With such oligarchs asserting themselves, the provincial attorney general admits that he routinely drops cases under pressure from powerful figures. “In Kandahar, every criminal has a supporter, and the supporter wants him released from custody,” says Mohammad Ismael Zia.

“There are many warlords in Kandahar City,” he continues. “If I don’t accept their demands they can make many problems for me. They could kill me or remove me from this job. So sometimes I ignore the rules.”

He points to a stack of papers on his desk – requests from parliamentarians and provincial council members. If Mr. Zia’s help is not forthcoming, he says he is threatened “by telephone and night letters.” None of his superiors, he says, have agreed to provide him with secure accommodation or guards to help him resist the intimidation.

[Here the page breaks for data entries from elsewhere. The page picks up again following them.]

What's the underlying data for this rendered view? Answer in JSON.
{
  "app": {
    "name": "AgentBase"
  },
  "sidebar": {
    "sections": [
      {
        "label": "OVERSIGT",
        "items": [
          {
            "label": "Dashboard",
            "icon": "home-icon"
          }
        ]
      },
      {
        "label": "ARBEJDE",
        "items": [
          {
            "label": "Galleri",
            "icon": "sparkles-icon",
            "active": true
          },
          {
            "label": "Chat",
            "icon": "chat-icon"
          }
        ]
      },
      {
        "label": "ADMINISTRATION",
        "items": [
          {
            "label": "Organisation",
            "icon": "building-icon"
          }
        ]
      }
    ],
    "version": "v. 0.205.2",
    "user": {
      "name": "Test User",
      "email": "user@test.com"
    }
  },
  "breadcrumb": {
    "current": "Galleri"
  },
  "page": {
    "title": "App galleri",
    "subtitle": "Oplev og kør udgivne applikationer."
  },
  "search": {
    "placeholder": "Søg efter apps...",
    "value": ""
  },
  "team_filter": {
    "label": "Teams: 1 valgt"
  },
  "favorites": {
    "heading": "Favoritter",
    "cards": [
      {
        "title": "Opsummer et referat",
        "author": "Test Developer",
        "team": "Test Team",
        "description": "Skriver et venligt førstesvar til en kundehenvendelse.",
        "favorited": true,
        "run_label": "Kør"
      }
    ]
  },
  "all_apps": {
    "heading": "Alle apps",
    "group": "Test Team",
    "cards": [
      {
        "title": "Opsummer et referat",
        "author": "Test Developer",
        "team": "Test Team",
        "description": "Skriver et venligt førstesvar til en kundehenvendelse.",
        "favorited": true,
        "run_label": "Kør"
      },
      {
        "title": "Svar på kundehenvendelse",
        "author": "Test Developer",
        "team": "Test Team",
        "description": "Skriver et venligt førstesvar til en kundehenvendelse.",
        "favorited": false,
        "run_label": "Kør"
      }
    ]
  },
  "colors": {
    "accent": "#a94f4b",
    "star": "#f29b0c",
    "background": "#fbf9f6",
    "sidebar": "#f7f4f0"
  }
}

Also complicit in corruption are the police. Tales of kidnappings, bribery, blackmail, even murder by officers are commonplace, with many residents saying they are the No. 1 fear. One police commander is particularly infamous. In one story he threw a man in jail for refusing to hand over his dog. In another, he imprisoned two teenagers brought to him by coalition forces after their family failed to pay the ransom he demanded.

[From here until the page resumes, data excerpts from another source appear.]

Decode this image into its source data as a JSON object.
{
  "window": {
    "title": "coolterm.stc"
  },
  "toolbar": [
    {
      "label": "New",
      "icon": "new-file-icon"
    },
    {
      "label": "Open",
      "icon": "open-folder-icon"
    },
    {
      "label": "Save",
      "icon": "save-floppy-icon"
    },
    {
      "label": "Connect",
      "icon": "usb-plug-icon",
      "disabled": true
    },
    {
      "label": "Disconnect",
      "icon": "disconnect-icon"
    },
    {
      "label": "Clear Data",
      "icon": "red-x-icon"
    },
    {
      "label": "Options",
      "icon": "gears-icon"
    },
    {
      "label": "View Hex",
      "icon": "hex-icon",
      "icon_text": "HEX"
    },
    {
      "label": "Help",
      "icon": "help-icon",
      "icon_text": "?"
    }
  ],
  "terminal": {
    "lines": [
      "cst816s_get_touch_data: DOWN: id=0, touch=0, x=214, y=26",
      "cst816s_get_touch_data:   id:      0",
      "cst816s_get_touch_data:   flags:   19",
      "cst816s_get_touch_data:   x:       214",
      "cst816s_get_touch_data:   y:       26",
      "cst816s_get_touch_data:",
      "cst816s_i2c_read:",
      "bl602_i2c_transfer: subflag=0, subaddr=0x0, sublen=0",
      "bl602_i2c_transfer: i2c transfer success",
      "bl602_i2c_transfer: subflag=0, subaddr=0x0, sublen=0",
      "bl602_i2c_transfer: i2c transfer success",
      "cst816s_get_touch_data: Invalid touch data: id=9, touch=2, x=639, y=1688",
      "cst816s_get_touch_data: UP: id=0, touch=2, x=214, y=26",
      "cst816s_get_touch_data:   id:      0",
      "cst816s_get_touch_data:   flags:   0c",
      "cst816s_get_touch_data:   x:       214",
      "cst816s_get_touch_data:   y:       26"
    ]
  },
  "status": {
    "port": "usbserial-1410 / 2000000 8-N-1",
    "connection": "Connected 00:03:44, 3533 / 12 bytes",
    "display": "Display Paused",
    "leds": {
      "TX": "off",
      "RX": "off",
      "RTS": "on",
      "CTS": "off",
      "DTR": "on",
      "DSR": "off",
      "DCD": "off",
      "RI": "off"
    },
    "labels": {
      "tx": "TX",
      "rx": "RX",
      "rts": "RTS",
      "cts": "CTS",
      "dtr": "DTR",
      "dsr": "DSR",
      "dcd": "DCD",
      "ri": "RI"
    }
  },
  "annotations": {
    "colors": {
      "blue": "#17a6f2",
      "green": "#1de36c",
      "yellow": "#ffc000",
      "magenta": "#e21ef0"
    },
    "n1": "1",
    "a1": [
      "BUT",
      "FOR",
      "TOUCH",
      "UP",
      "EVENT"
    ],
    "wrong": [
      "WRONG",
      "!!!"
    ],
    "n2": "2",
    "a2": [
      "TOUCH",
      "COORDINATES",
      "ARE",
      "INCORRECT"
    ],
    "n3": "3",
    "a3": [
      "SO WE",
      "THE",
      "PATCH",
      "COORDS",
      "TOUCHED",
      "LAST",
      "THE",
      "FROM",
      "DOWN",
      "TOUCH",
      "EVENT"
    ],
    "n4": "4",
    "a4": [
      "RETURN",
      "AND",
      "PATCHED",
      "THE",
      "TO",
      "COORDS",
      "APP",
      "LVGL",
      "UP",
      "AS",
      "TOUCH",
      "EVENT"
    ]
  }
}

“The worst people, the addicts, the thieves, the drunkards are in the police,” says Haji Abdul Karim, a tribal elder. “The best way for bad men to make money is to join the police.”

Police in Kandahar deny the allegations.

'Corruption, bribery, extortion' turn people to the Taliban

The corruption and abuse are alienating people who wouldn’t naturally align themselves with fundamental Islam.

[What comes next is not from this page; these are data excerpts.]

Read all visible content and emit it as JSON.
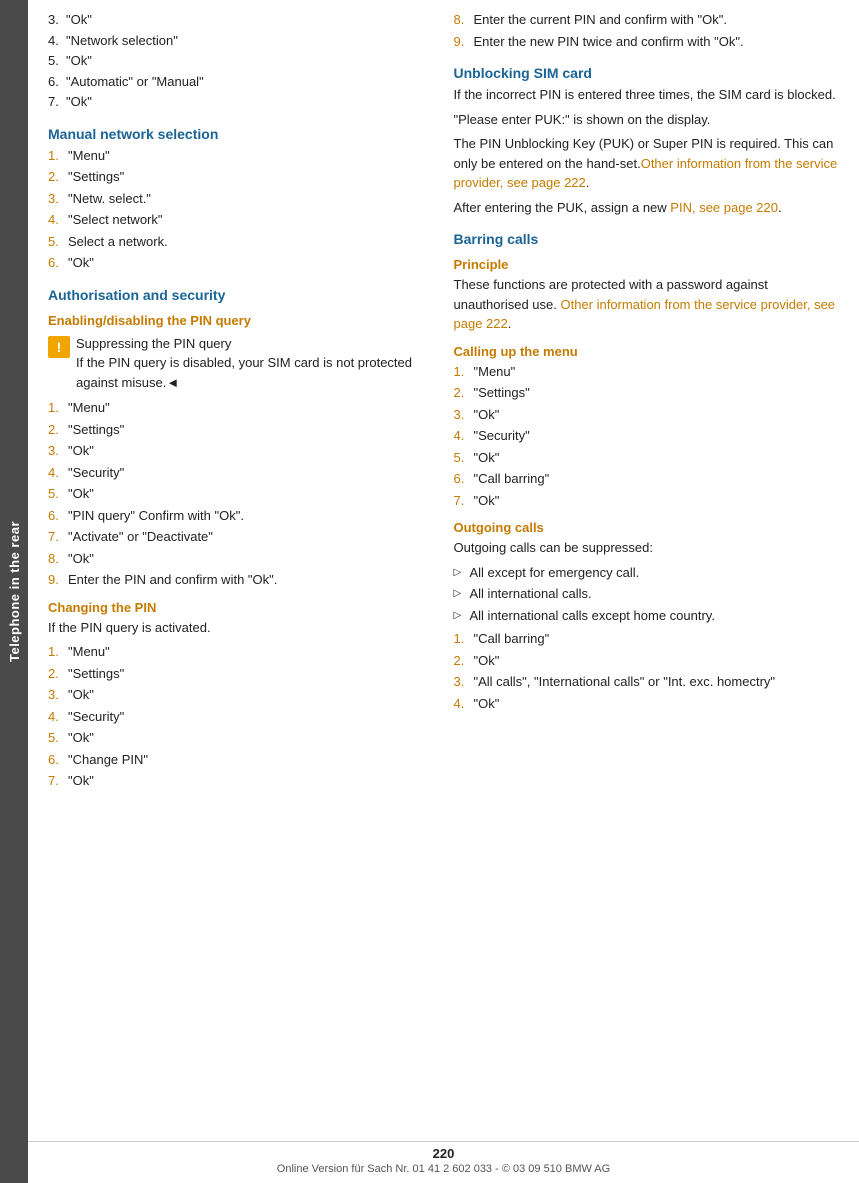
{
  "sidebar": {
    "label": "Telephone in the rear"
  },
  "footer": {
    "page_number": "220",
    "text": "Online Version für Sach Nr. 01 41 2 602 033 - © 03 09 510 BMW AG"
  },
  "left_col": {
    "top_list": {
      "items": [
        {
          "num": "3.",
          "text": "\"Ok\""
        },
        {
          "num": "4.",
          "text": "\"Network selection\""
        },
        {
          "num": "5.",
          "text": "\"Ok\""
        },
        {
          "num": "6.",
          "text": "\"Automatic\" or \"Manual\""
        },
        {
          "num": "7.",
          "text": "\"Ok\""
        }
      ]
    },
    "manual_network": {
      "heading": "Manual network selection",
      "items": [
        {
          "num": "1.",
          "text": "\"Menu\""
        },
        {
          "num": "2.",
          "text": "\"Settings\""
        },
        {
          "num": "3.",
          "text": "\"Netw. select.\""
        },
        {
          "num": "4.",
          "text": "\"Select network\""
        },
        {
          "num": "5.",
          "text": "Select a network."
        },
        {
          "num": "6.",
          "text": "\"Ok\""
        }
      ]
    },
    "auth_security": {
      "heading": "Authorisation and security"
    },
    "enabling_pin": {
      "heading": "Enabling/disabling the PIN query",
      "warning_line1": "Suppressing the PIN query",
      "warning_line2": "If the PIN query is disabled, your SIM card is not protected against misuse.◄",
      "items": [
        {
          "num": "1.",
          "text": "\"Menu\""
        },
        {
          "num": "2.",
          "text": "\"Settings\""
        },
        {
          "num": "3.",
          "text": "\"Ok\""
        },
        {
          "num": "4.",
          "text": "\"Security\""
        },
        {
          "num": "5.",
          "text": "\"Ok\""
        },
        {
          "num": "6.",
          "text": "\"PIN query\" Confirm with \"Ok\"."
        },
        {
          "num": "7.",
          "text": "\"Activate\" or \"Deactivate\""
        },
        {
          "num": "8.",
          "text": "\"Ok\""
        },
        {
          "num": "9.",
          "text": "Enter the PIN and confirm with \"Ok\"."
        }
      ]
    },
    "changing_pin": {
      "heading": "Changing the PIN",
      "intro": "If the PIN query is activated.",
      "items": [
        {
          "num": "1.",
          "text": "\"Menu\""
        },
        {
          "num": "2.",
          "text": "\"Settings\""
        },
        {
          "num": "3.",
          "text": "\"Ok\""
        },
        {
          "num": "4.",
          "text": "\"Security\""
        },
        {
          "num": "5.",
          "text": "\"Ok\""
        },
        {
          "num": "6.",
          "text": "\"Change PIN\""
        },
        {
          "num": "7.",
          "text": "\"Ok\""
        }
      ]
    }
  },
  "right_col": {
    "steps_8_9": {
      "items": [
        {
          "num": "8.",
          "text": "Enter the current PIN and confirm with \"Ok\"."
        },
        {
          "num": "9.",
          "text": "Enter the new PIN twice and confirm with \"Ok\"."
        }
      ]
    },
    "unblocking": {
      "heading": "Unblocking SIM card",
      "para1": "If the incorrect PIN is entered three times, the SIM card is blocked.",
      "para2": "\"Please enter PUK:\" is shown on the display.",
      "para3_start": "The PIN Unblocking Key (PUK) or Super PIN is required. This can only be entered on the hand-set.",
      "para3_link": "Other information from the service provider, see page 222",
      "para3_end": ".",
      "para4_start": "After entering the PUK, assign a new ",
      "para4_link": "PIN, see page 220",
      "para4_end": "."
    },
    "barring_calls": {
      "heading": "Barring calls"
    },
    "principle": {
      "heading": "Principle",
      "para1_start": "These functions are protected with a password against unauthorised use. ",
      "para1_link": "Other information from the service provider, see page 222",
      "para1_end": "."
    },
    "calling_menu": {
      "heading": "Calling up the menu",
      "items": [
        {
          "num": "1.",
          "text": "\"Menu\""
        },
        {
          "num": "2.",
          "text": "\"Settings\""
        },
        {
          "num": "3.",
          "text": "\"Ok\""
        },
        {
          "num": "4.",
          "text": "\"Security\""
        },
        {
          "num": "5.",
          "text": "\"Ok\""
        },
        {
          "num": "6.",
          "text": "\"Call barring\""
        },
        {
          "num": "7.",
          "text": "\"Ok\""
        }
      ]
    },
    "outgoing_calls": {
      "heading": "Outgoing calls",
      "intro": "Outgoing calls can be suppressed:",
      "bullets": [
        "All except for emergency call.",
        "All international calls.",
        "All international calls except home country."
      ],
      "items": [
        {
          "num": "1.",
          "text": "\"Call barring\""
        },
        {
          "num": "2.",
          "text": "\"Ok\""
        },
        {
          "num": "3.",
          "text": "\"All calls\", \"International calls\" or \"Int. exc. homectry\""
        },
        {
          "num": "4.",
          "text": "\"Ok\""
        }
      ]
    }
  }
}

For example, says Mr. Karim, a local Taliban commander known as Dr. Qwagha, joined the insurgency after he was abused by the police. “The police came and beat him very badly, and he became an enemy of the government.”

“Many people who suffered police brutality are with the Taliban now,” he says.

Haji Mohammad Zahir, a Kandahari who moved to the city to find a job, says: “Who’s in the Taliban? Normal people. Not ideologues. I am, he is, my cousin, my brother – because of the government’s corruption, bribes, and extortion.”

Contrasting the poor reputations of government officials, Mr. Zahir praises a local Taliban commander, Kaka Abdul Khaliq, who operates in the village of Pashmul 25 miles west. “He’s a very good man” who “treats his villagers well because he knows their ways,” he says.

'Too hard to exclude' some powerbrokers – NATO

NATO officials and Western diplomats are mindful that sidelining “malign actors” – a NATO euphemism for the Kandahar mafia – shoring up government institutions, and reforming the police will matter more to the Kandahar campaign than any gun battles will.

NATO has lobbied President Karzai unsuccessfully for the removal of Ahmed Wali Karzai from his post, leaking details of his alleged business activities to the press. But in reality, NATO may have to try to coopt him and other powerbrokers in an effort to mend Kandahar’s political fabric.

“In some cases it’s too hard to exclude them altogether,” says Sedwill.

According to one Western diplomat, the hope is that the oligarchs will realize, “If the Americans aren’t here, I’m dead,” and that this will provide leverage.

The strategy has risks. Across Kandahar, residents rightly or wrongly see the West as complicit in the rise of the mafia. Both they and NATO officials believe Western largesse may have helped strengthened them. It was similar weariness of corruption and brigandry that 16 years ago helped sweep the Taliban to power.